|
|
|
|
|
by debarshri
2756 days ago
|
|
> "Enough blaming the former engineer." I was one of them. I don't work there anymore. I believe is it not the actual situation in bol.com. If it is, I would be disappointed. Last I remember, Bol.com has really good set of ops and dev tooling on hadoop, hbase, spark, flink etc. for scheduling, running jobs etc. I wouldn't know why they replicated data both on hbase, elastic search etc. Having read the blog, I don't see how this fits the event sourcing pattern that bol.com was trying to implement and also, the idea of self service BI that they envisioned. |
|
If I am not mistaken the majority of the PL/SQL glue is owned by Gert, though you might recall better.

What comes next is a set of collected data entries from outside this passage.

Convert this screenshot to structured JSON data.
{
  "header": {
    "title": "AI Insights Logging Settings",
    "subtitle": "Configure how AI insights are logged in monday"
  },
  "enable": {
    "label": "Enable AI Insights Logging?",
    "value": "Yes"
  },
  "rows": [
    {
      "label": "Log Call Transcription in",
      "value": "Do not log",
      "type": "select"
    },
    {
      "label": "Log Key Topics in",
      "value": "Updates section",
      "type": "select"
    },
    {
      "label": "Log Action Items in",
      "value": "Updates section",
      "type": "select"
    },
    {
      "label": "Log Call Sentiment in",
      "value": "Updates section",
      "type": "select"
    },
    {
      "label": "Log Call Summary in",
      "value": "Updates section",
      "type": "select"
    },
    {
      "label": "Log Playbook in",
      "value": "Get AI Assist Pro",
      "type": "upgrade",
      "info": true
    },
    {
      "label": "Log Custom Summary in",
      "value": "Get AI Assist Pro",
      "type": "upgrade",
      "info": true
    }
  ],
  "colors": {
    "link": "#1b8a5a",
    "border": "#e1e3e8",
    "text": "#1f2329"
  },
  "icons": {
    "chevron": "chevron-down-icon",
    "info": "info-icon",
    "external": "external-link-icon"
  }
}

Quite some VCS history was lost while migrating from SVN to Git. ;-)
The reason we are "replicating" the entire data is to 1) determine the affected products and 2) re-execute the relevant configurations (facets, synonyms, etc.) while making retroactive changes. (For instance, say someone has changed the PL/SQL of "leeftijd" facet.) Here, the storage is required to allow querying on every field, for (1), and on id, for (2). While id-based bulk querying is (almost) supported by every ETL source, querying on every field is not. Hence, we "replicate" the sources on our side to suffice these needs. Actually, the entire point of the post was to explain this problem, but apparently it was not clear enough.
For your remarks on event sourcing and BI, I am a little bit puzzled. I will need some elaboration on these remarks. We do have event sourcing on our side (that is how we can replay in case of need) and BI is not really interested in ETL data. Maybe I misunderstood you?
I am also confused by how you relate scheduling/running PL/SQL jobs via Hadoop, Spark, Flink, etc. Did you see the link to Redwood Explorer I shared in the post?